The programme competes with SAA's frequent flyer programme, Voyager, which is currently believed to have about 450 000 members, 350 000 of whom are locally-based.

Frequent flyer programmes enable those who spend a certain amount on credit cards from a few banks; hire cars from particular rental companies; stay at certain hotels; or fly on selected airlines, to build up "miles". Once a set number of miles has been attained, the programme member qualifies for benefits which, at tops, can be free tickets to fly overseas.

Peter Langschmidt, project leader for AIRewards, says there are no tax implications to the programme at present but he recognises that tax might be imposed at some time in the future. However, if frequent flyer programme benefits became taxable, he doubts whether it would dampen enthusiasm for the products.

"These rewards don't cost the members a cent. Even if they have to pay R200 in tax, they are still receiving benefits worth several thousand rand. I believe just as many people would be attracted to the programme, even if it did become taxable," Langschmidt says.

Ernest Mazansky, tax partner at Kessel Feinstein, suggests SA Revenue Services is facing far more pressing issues than taxing frequent flyer programmes.

Such a tax would be quite administratively burdensome and it was doubtful whether it could yield enough to justify the work involved in policing it.

Another tax expert said there are numerous problems in taxing frequent flyer programmes, including the difficulty in placing a taxable value on the benefit.

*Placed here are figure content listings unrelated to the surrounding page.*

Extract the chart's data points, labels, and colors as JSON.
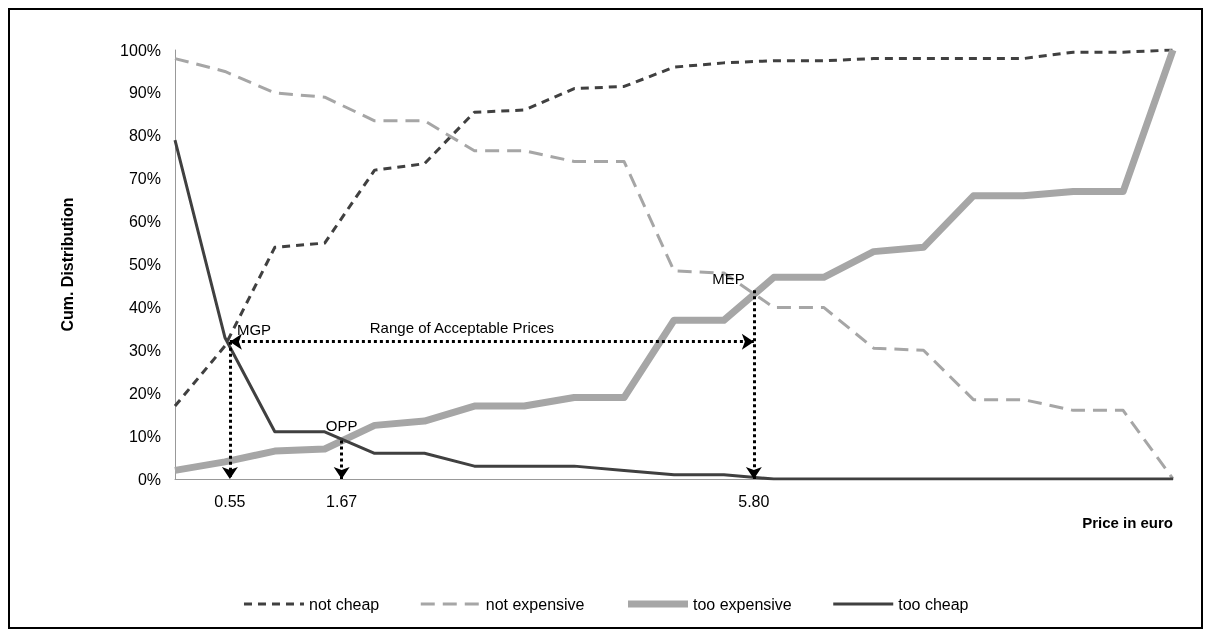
{
  "chart_data": {
    "type": "line",
    "xlabel": "Price in euro",
    "ylabel": "Cum. Distribution",
    "x": [
      0,
      0.5,
      1,
      1.5,
      2,
      2.5,
      3,
      3.5,
      4,
      4.5,
      5,
      5.5,
      6,
      6.5,
      7,
      7.5,
      8,
      8.5,
      9,
      9.5,
      10
    ],
    "series": [
      {
        "name": "not cheap",
        "color": "#404040",
        "line_style": "dashed",
        "values": [
          17,
          31,
          54,
          55,
          72,
          73.5,
          85.5,
          86,
          91,
          91.5,
          96,
          97,
          97.5,
          97.5,
          98,
          98,
          98,
          98,
          99.5,
          99.5,
          100
        ]
      },
      {
        "name": "not expensive",
        "color": "#a6a6a6",
        "line_style": "dashed",
        "values": [
          98,
          95,
          90,
          89,
          83.5,
          83.5,
          76.5,
          76.5,
          74,
          74,
          48.5,
          48,
          40,
          40,
          30.5,
          30,
          18.5,
          18.5,
          16,
          16,
          0
        ]
      },
      {
        "name": "too expensive",
        "color": "#a6a6a6",
        "line_style": "solid",
        "values": [
          2,
          4,
          6.5,
          7,
          12.5,
          13.5,
          17,
          17,
          19,
          19,
          37,
          37,
          47,
          47,
          53,
          54,
          66,
          66,
          67,
          67,
          100
        ]
      },
      {
        "name": "too cheap",
        "color": "#404040",
        "line_style": "solid",
        "values": [
          79,
          33,
          11,
          11,
          6,
          6,
          3,
          3,
          3,
          2,
          1,
          1,
          0,
          0,
          0,
          0,
          0,
          0,
          0,
          0,
          0
        ]
      }
    ],
    "xlim": [
      0,
      10
    ],
    "ylim": [
      0,
      100
    ],
    "xticks": [
      {
        "value": 0.55,
        "label": "0.55"
      },
      {
        "value": 1.67,
        "label": "1.67"
      },
      {
        "value": 5.8,
        "label": "5.80"
      }
    ],
    "yticks": [
      {
        "value": 0,
        "label": "0%"
      },
      {
        "value": 10,
        "label": "10%"
      },
      {
        "value": 20,
        "label": "20%"
      },
      {
        "value": 30,
        "label": "30%"
      },
      {
        "value": 40,
        "label": "40%"
      },
      {
        "value": 50,
        "label": "50%"
      },
      {
        "value": 60,
        "label": "60%"
      },
      {
        "value": 70,
        "label": "70%"
      },
      {
        "value": 80,
        "label": "80%"
      },
      {
        "value": 90,
        "label": "90%"
      },
      {
        "value": 100,
        "label": "100%"
      }
    ],
    "annotations": [
      {
        "text": "MGP",
        "x": 0.55,
        "y": 32
      },
      {
        "text": "OPP",
        "x": 1.67,
        "y": 9
      },
      {
        "text": "MEP",
        "x": 5.8,
        "y": 44
      },
      "Range of Acceptable Prices"
    ],
    "grid": false,
    "legend": "bottom",
    "marker": "none"
  }
}
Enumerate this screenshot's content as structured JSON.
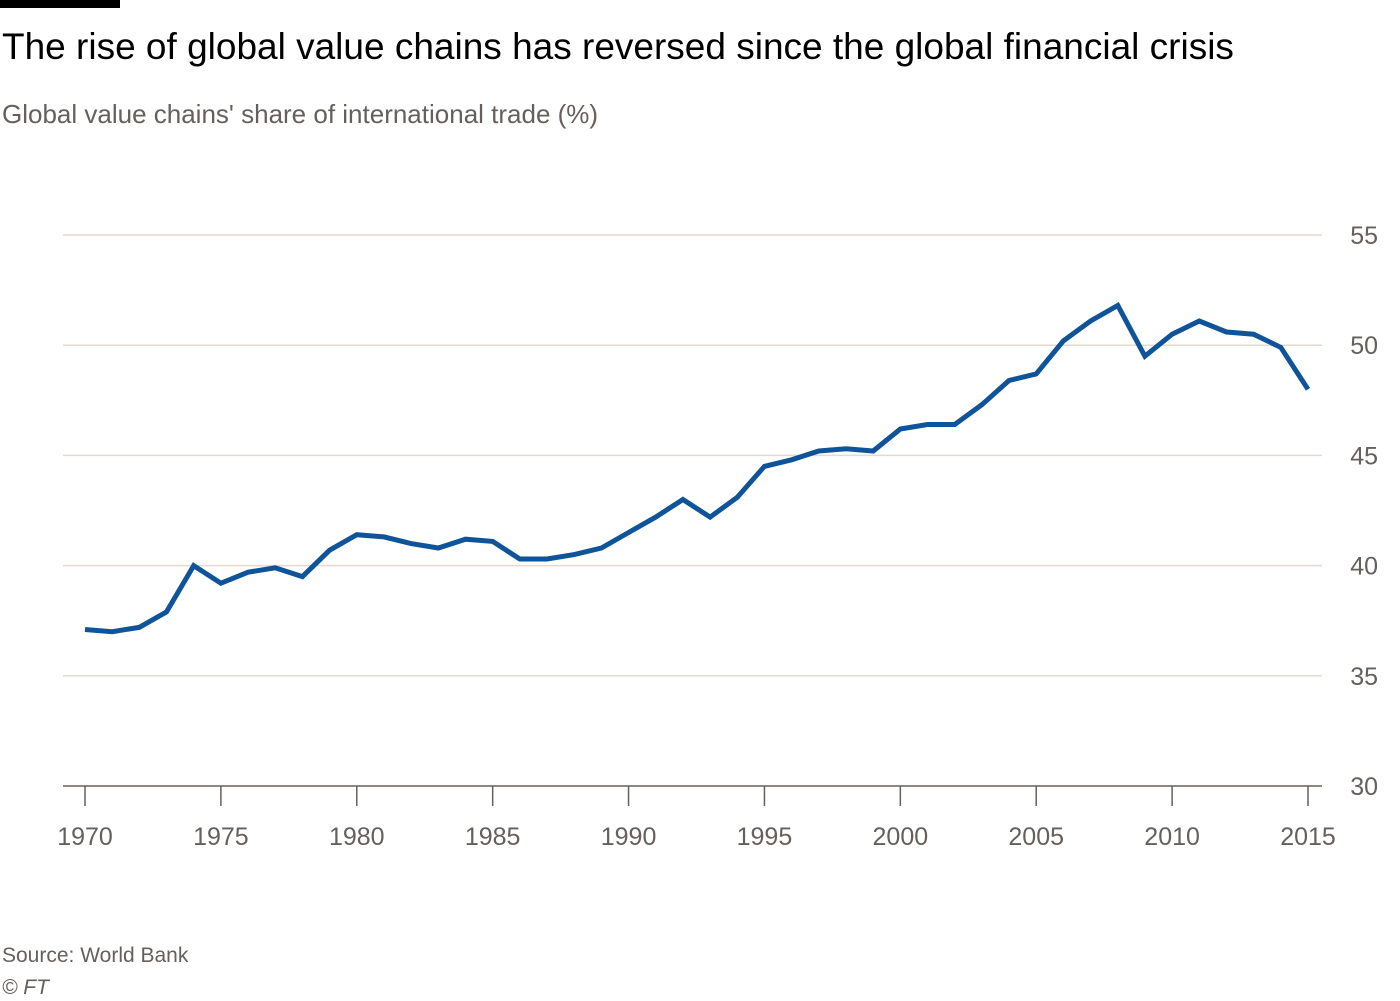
{
  "header": {
    "title": "The rise of global value chains has reversed since the global financial crisis",
    "subtitle": "Global value chains' share of international trade (%)"
  },
  "footer": {
    "source": "Source: World Bank",
    "copyright": "© FT"
  },
  "colors": {
    "line": "#0f5499",
    "grid": "#e6d9ce",
    "axis": "#66605c",
    "text": "#66605c"
  },
  "chart_data": {
    "type": "line",
    "title": "The rise of global value chains has reversed since the global financial crisis",
    "subtitle": "Global value chains' share of international trade (%)",
    "xlabel": "",
    "ylabel": "",
    "ylim": [
      30,
      55
    ],
    "xlim": [
      1970,
      2015
    ],
    "grid": true,
    "y_axis_side": "right",
    "x_ticks": [
      1970,
      1975,
      1980,
      1985,
      1990,
      1995,
      2000,
      2005,
      2010,
      2015
    ],
    "y_ticks": [
      30,
      35,
      40,
      45,
      50,
      55
    ],
    "series": [
      {
        "x": [
          1970,
          1971,
          1972,
          1973,
          1974,
          1975,
          1976,
          1977,
          1978,
          1979,
          1980,
          1981,
          1982,
          1983,
          1984,
          1985,
          1986,
          1987,
          1988,
          1989,
          1990,
          1991,
          1992,
          1993,
          1994,
          1995,
          1996,
          1997,
          1998,
          1999,
          2000,
          2001,
          2002,
          2003,
          2004,
          2005,
          2006,
          2007,
          2008,
          2009,
          2010,
          2011,
          2012,
          2013,
          2014,
          2015
        ],
        "values": [
          37.1,
          37.0,
          37.2,
          37.9,
          40.0,
          39.2,
          39.7,
          39.9,
          39.5,
          40.7,
          41.4,
          41.3,
          41.0,
          40.8,
          41.2,
          41.1,
          40.3,
          40.3,
          40.5,
          40.8,
          41.5,
          42.2,
          43.0,
          42.2,
          43.1,
          44.5,
          44.8,
          45.2,
          45.3,
          45.2,
          46.2,
          46.4,
          46.4,
          47.3,
          48.4,
          48.7,
          50.2,
          51.1,
          51.8,
          49.5,
          50.5,
          51.1,
          50.6,
          50.5,
          49.9,
          48.0
        ]
      }
    ]
  }
}
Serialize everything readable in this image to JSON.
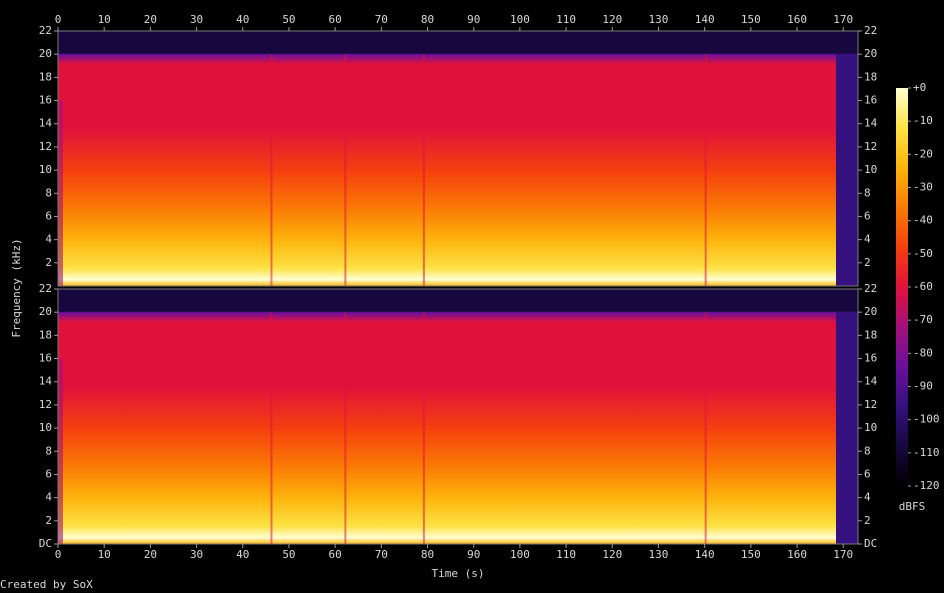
{
  "chart_data": {
    "type": "spectrogram",
    "xlabel": "Time (s)",
    "ylabel": "Frequency (kHz)",
    "xlim": [
      0,
      173.2
    ],
    "xticks": [
      0,
      10,
      20,
      30,
      40,
      50,
      60,
      70,
      80,
      90,
      100,
      110,
      120,
      130,
      140,
      150,
      160,
      170
    ],
    "panels": [
      {
        "ylim": [
          0,
          22
        ],
        "yticks": [
          2,
          4,
          6,
          8,
          10,
          12,
          14,
          16,
          18,
          20,
          22
        ]
      },
      {
        "ylim": [
          0,
          22
        ],
        "yticks": [
          {
            "value": 0,
            "label": "DC"
          },
          2,
          4,
          6,
          8,
          10,
          12,
          14,
          16,
          18,
          20,
          22
        ]
      }
    ],
    "colormap": [
      "#000000",
      "#16083f",
      "#34117e",
      "#6a0f9c",
      "#a4107a",
      "#e0123c",
      "#f5400e",
      "#fa7c05",
      "#fdb40c",
      "#fde246",
      "#ffffd2"
    ],
    "colorbar": {
      "label": "dBFS",
      "ylim": [
        -120,
        0
      ],
      "yticks": [
        {
          "value": 0,
          "label": "+0"
        },
        -10,
        -20,
        -30,
        -40,
        -50,
        -60,
        -70,
        -80,
        -90,
        -100,
        -110,
        -120
      ]
    }
  },
  "footer": "Created by SoX"
}
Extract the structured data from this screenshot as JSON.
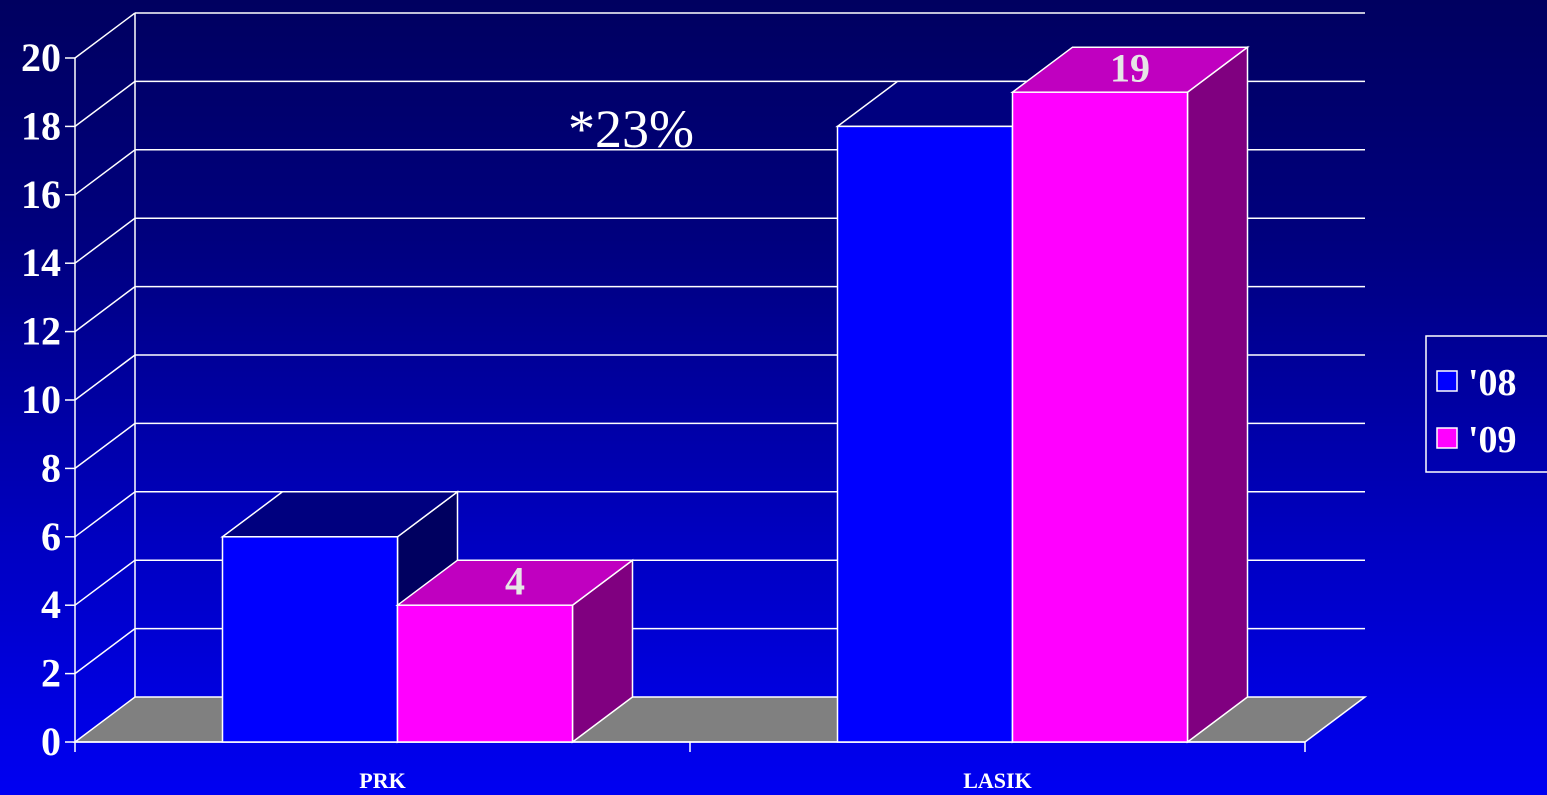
{
  "colors": {
    "series_2008_front": "#0000ff",
    "series_2008_top": "#00007f",
    "series_2008_side": "#000060",
    "series_2009_front": "#ff00ff",
    "series_2009_top": "#c000c0",
    "series_2009_side": "#800080",
    "floor": "#808080",
    "grid": "#ffffff"
  },
  "chart_data": {
    "type": "bar",
    "style": "3d-clustered-column",
    "categories": [
      "PRK",
      "LASIK"
    ],
    "series": [
      {
        "name": "'08",
        "values": [
          6,
          18
        ]
      },
      {
        "name": "'09",
        "values": [
          4,
          19
        ]
      }
    ],
    "data_labels": [
      {
        "series": 1,
        "category": 0,
        "text": "4"
      },
      {
        "series": 1,
        "category": 1,
        "text": "19"
      }
    ],
    "y_ticks": [
      "0",
      "2",
      "4",
      "6",
      "8",
      "10",
      "12",
      "14",
      "16",
      "18",
      "20"
    ],
    "ylim": [
      0,
      20
    ],
    "grid": true,
    "legend_position": "right",
    "annotation": "*23%"
  }
}
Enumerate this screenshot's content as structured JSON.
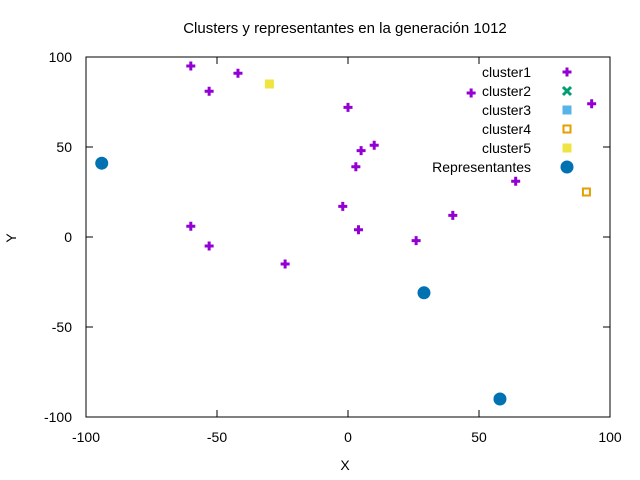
{
  "chart_data": {
    "type": "scatter",
    "title": "Clusters y representantes en la generación 1012",
    "xlabel": "X",
    "ylabel": "Y",
    "xlim": [
      -100,
      100
    ],
    "ylim": [
      -100,
      100
    ],
    "xticks": [
      -100,
      -50,
      0,
      50,
      100
    ],
    "yticks": [
      -100,
      -50,
      0,
      50,
      100
    ],
    "grid": false,
    "legend_position": "top-right",
    "series": [
      {
        "name": "cluster1",
        "marker": "plus",
        "color": "#9400d3",
        "points": [
          [
            -60,
            95
          ],
          [
            -42,
            91
          ],
          [
            -53,
            81
          ],
          [
            0,
            72
          ],
          [
            47,
            80
          ],
          [
            93,
            74
          ],
          [
            10,
            51
          ],
          [
            5,
            48
          ],
          [
            3,
            39
          ],
          [
            64,
            31
          ],
          [
            -2,
            17
          ],
          [
            40,
            12
          ],
          [
            -60,
            6
          ],
          [
            4,
            4
          ],
          [
            26,
            -2
          ],
          [
            -53,
            -5
          ],
          [
            -24,
            -15
          ]
        ]
      },
      {
        "name": "cluster2",
        "marker": "cross",
        "color": "#009e73",
        "points": []
      },
      {
        "name": "cluster3",
        "marker": "filled-square",
        "color": "#56b4e9",
        "points": []
      },
      {
        "name": "cluster4",
        "marker": "open-square",
        "color": "#e69f00",
        "points": [
          [
            91,
            25
          ]
        ]
      },
      {
        "name": "cluster5",
        "marker": "filled-square",
        "color": "#f0e442",
        "points": [
          [
            -30,
            85
          ]
        ]
      },
      {
        "name": "Representantes",
        "marker": "filled-circle",
        "color": "#0072b2",
        "points": [
          [
            -94,
            41
          ],
          [
            29,
            -31
          ],
          [
            58,
            -90
          ]
        ]
      }
    ]
  }
}
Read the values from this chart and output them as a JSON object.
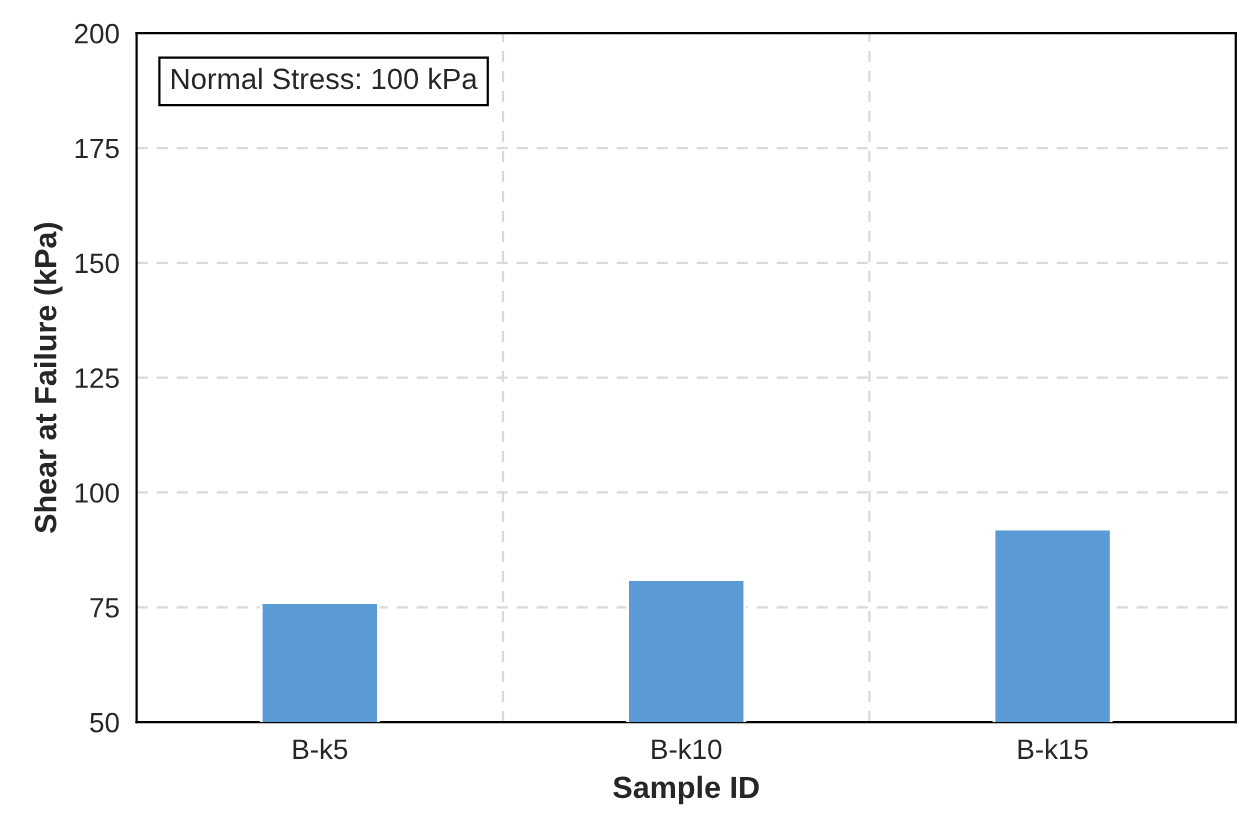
{
  "chart_data": {
    "type": "bar",
    "xlabel": "Sample ID",
    "ylabel": "Shear at Failure (kPa)",
    "categories": [
      "B-k5",
      "B-k10",
      "B-k15"
    ],
    "values": [
      76,
      81,
      92
    ],
    "color": "#5b9bd5",
    "ylim": [
      50,
      200
    ],
    "yticks": [
      50,
      75,
      100,
      125,
      150,
      175,
      200
    ],
    "grid": true,
    "annotations": [
      "Normal Stress: 100 kPa"
    ]
  }
}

The free tickets or holidays may cost the participating airlines nothing because they are taken outside peak times, while some companies who take over the air miles accumulated by their employees sometimes donate the resulting free tickets to sporting teams.

Attempts in other countries to tax frequent flyer programme benefits have apparently not met with unqualified success.

According to the May/June issue of InsideFlyer International, a magazine devoted to frequent flyer programmes, the US and UK governments do impose a tax on these benefits but the onus is on travellers to declare their free flights. On the whole, travellers do not declare these flights and the government tends to look the other way.

Sweden has just introduced a tax on frequent flyer programmes, also putting the onus on travellers to declare free flights, or, if the traveller's employer paid for the tickets, travellers must inform their companies that they are using the points for free flights and the companies must inform the tax authorities, although the tax still falls on the employee.

In Australia, a Federal Court last year over-ruled the tax authorities' attempt to tax a member of a frequent flyer programme.

The court ruled that the frequent flyer points in this case were not taxable benefits because they were won as a result of entitlement under the Qantas Frequent Flyer Programme, not as a result of the member's employment.